According to the embodiments described herein, the ions have a relatively long time of flight in the MRTOF mass analyser 1 due to the multiple reflections between the ion mirrors 2. This enables the ions in each pulse to become temporally well separated in the time of flight region, thus providing the instrument with a high resolution. However, due to this high temporal separation of the ions, pulsing the ions into the MRTOF at too high a rate would lead to spectral overlap in which slow ions from a first ion injection pulse are detected after fast ions from a second, later ion injection pulse. This limits the rate at which ions can be pulsed into the MRTOF before spectral overlap occurs, thus limiting the duty cycle of the instrument. Also, as described above, the use of the deflection module 38 may reduce the duty cycle of the instrument. In order to overcome this problem, the instrument may be operated in an encoded frequency pulsing (EFP) mode. In this mode, the orthogonal accelerator 6 pulses ions into the Time of Flight region in a series of pulses, wherein the time delay between pairs of adjacent ion injection pulses is varied in a predetermined manner, as opposed to the conventional method of employing a uniform time delay between all of the pairs of adjacent pulses. The ions may then be pulsed into the ion mirrors at a relatively high rate, in which the ions in a first pulse temporally overlap with the ions in a subsequent pulse. The detector 8 then detects the arrival times of the ions and obtains a signal corresponding to the overlapping spectra.
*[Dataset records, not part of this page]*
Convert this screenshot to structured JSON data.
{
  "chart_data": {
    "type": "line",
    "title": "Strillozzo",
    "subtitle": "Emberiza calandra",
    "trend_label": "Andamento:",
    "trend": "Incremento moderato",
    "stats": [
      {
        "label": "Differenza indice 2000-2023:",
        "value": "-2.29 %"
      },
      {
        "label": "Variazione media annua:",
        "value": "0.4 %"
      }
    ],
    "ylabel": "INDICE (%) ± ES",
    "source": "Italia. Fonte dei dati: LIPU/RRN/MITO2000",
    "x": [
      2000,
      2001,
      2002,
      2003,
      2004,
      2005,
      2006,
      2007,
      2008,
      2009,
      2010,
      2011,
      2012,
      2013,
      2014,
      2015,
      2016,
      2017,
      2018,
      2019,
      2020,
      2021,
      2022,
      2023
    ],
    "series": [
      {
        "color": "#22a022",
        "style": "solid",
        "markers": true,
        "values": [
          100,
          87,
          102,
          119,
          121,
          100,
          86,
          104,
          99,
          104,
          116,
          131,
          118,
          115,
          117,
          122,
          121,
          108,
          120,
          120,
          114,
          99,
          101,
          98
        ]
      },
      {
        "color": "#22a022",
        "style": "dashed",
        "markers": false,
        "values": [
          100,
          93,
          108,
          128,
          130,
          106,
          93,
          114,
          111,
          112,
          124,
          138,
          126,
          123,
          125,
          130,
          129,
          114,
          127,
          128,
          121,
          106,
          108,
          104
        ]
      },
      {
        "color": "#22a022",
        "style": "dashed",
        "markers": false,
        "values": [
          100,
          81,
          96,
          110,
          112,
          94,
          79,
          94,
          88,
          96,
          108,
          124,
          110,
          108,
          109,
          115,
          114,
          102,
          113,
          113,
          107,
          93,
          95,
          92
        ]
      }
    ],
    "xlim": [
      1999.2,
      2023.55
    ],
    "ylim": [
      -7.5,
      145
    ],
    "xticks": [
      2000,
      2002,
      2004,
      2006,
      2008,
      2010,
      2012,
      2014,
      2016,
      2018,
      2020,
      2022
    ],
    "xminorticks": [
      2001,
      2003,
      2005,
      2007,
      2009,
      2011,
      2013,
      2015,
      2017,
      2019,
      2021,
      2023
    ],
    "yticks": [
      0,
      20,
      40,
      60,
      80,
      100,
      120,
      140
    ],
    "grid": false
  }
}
As the variable time delays between ion injection pulses are known in the EFP method, this can be used to unpick overlapping peaks in the TOF spectra so as to obtain non-overlapping spectra. This may be performed by correlating the overlapping spectra with the encoded sequence for injecting ions into the flight region 3. The EFP mode enables ions to be injected into the TOF device at time intervals that are shorter than the TOF separation time and so enables the duty cycle of the spectrometer to be increased.

Although the present invention has been described with reference to preferred embodiments, it will be understood by those skilled in the art that various changes in form and detail may be made without departing from the scope of the invention as set forth in the accompanying claims.

For example, although the embodiments have been described in relation to an MRTOF mass analyser having a detector for determining the mass to charge ratios of the ions, it is alternatively contemplated that the ion mirrors may simply provide a mass separation region without a TOF detector.